I am in the process of replacing my almost 20 year old asphalt driveway with concrete and am looking for some advice on what I should be looking out for when picking a contractor. One guy quoted me $5.75/sq. ft for a 4.25" thick driveway, rated at 6500PSI. Another guy quoted me $6/sq. ft for a 6" thick driveway at 4500PSI. Both will be reinforced with steel rebar and I am doing just under 900 sq. ft. This will be completed in the Twin Cities, MN metro area so it will have to withstand the harsh winters the years we do have them.
posted by dyno04 to Home & Garden (5 answers total) 3 users marked this as a favorite
 
The lb-in^2 load from your car is equivalent to the air pressure in the tire (~30 psi), so you'll never come close to either of those. If you're just going to be parking your cars on it, and not say storing pallets, I wouldn't worry about the capacity.
posted by hwyengr at 9:28 AM on August 20, 2012


I've seen several threads over at garage journal regarding concrete pouring and I'm contemplating having one poured myself.

Two thoughts:
- Several of the threads talk about 3500psi concrete (maybe this is more standard? - see hwyengr's response, who presumably knows concrete!)
- As with typical contractor work make sure you know what you are getting. For example, does this include tearout of the existing asphalt? Regrading and forms?

And just for comparison I've been quoted $4.50/sq ft to form and pour/finish (no grading/prep) in northern California.
posted by Big_B at 9:44 AM on August 20, 2012


I hadn't had any coffee before answering the first time, so I do want to make a clarification. The ultimate strength of the concrete isn't the same as the load capacity. The PSI strength is for a standardized test where you compress a cylinder of concrete until it fails. A thin slab of concrete won't have the same ultimate strength.

Since it's going to be reinforced, the thickness isn't as critical. For reference, many non-arterial city streets are 6" thick, so that might be overkill for a driveway, depending of course on the bearing capacity of your subgrade. But again, if you're just parking cars or pickups, the thinner driveway will be fine.
posted by hwyengr at 10:17 AM on August 20, 2012


for freeze/thaw conditions like you will have you want to make sure you have a high air-entrainment for your concrete, like 5% or more. You also want to make sure you get the addmix that prevents salt corrosion and spalling. Use of salt to melt ice is the big reason concrete looks like shit after a few years in areas with lots of ice. The best way to beat ice is using pervious concrete BTW but it is more expensive. This stuff lets water go through the concrete like it will grass and soil and the meltwater won't collect and refreeze on it. If it has sun on it you probably won't even need to shovel much.
I would ask for the concrete to be the same mix that the city/county uses on their sidewalk ramps, it will be plenty strong and have all the above stuff in it since those public works departments don't want to fix it in 5 years and it will be strong enough to work without the rebar.

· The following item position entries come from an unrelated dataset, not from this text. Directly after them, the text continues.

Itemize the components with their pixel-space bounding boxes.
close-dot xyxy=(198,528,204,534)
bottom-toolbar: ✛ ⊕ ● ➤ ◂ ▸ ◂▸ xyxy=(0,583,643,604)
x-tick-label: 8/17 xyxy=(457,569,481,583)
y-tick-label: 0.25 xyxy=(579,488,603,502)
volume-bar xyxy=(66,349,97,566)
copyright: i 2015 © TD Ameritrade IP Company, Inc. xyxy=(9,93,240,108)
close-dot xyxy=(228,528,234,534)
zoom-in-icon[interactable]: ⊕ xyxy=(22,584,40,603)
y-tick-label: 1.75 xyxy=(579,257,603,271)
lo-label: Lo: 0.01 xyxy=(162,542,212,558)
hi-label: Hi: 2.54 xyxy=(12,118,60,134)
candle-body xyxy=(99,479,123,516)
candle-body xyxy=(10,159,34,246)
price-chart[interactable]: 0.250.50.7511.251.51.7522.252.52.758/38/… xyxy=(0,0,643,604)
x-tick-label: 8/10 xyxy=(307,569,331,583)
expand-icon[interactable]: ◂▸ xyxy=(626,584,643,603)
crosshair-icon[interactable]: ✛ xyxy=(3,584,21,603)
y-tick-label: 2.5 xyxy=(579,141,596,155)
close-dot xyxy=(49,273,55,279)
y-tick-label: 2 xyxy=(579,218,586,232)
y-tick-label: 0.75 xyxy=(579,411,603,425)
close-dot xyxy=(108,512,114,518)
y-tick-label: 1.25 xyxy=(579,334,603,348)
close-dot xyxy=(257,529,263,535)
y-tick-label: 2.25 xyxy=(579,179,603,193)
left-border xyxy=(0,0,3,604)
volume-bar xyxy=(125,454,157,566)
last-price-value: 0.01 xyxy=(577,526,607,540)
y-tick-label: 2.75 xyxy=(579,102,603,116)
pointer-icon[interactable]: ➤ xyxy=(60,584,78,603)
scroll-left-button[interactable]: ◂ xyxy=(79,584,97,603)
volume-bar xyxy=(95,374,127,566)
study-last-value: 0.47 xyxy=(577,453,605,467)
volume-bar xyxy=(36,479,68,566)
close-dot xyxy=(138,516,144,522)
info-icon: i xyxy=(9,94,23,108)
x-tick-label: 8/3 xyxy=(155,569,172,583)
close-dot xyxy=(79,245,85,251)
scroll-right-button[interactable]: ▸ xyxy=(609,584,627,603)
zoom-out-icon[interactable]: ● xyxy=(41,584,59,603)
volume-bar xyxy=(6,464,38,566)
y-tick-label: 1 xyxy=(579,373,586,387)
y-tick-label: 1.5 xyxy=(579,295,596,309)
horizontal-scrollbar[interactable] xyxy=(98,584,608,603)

BTW all the rebar does for driveways or any slab poured on the ground is reduce cracking. due to how concrete handles loads it is always in compression and so it doesn't need steel to provide tension strength like structural conrete does. the price you quote is a little high for just concrete but right in line for grading, leveling and about 2" of base rock, which you very much want.

a cool feature you might also want is to put in radiant heating pipes to run antifreeze in to provide for driveway melting. the best way to heat this mix is with a solar hot water heater btw so it doesn't cost you an arm and a leg for energy. this is kinda a gold plated option though and not necessary for a good driveway.
posted by bartonlong at 11:21 AM on August 20, 2012


Just taking your question from a different perspective: you should be looking for someone on Angie's List or similar, with confirmed insurance and all such things. Driveways seem to be something that contractors scam a lot on; they take half the money, then bail. I've seen this happen more than once, and in one case they started and worked on several driveways in the neighborhood (completing three completely and well), but after getting money to start several more they disappeared.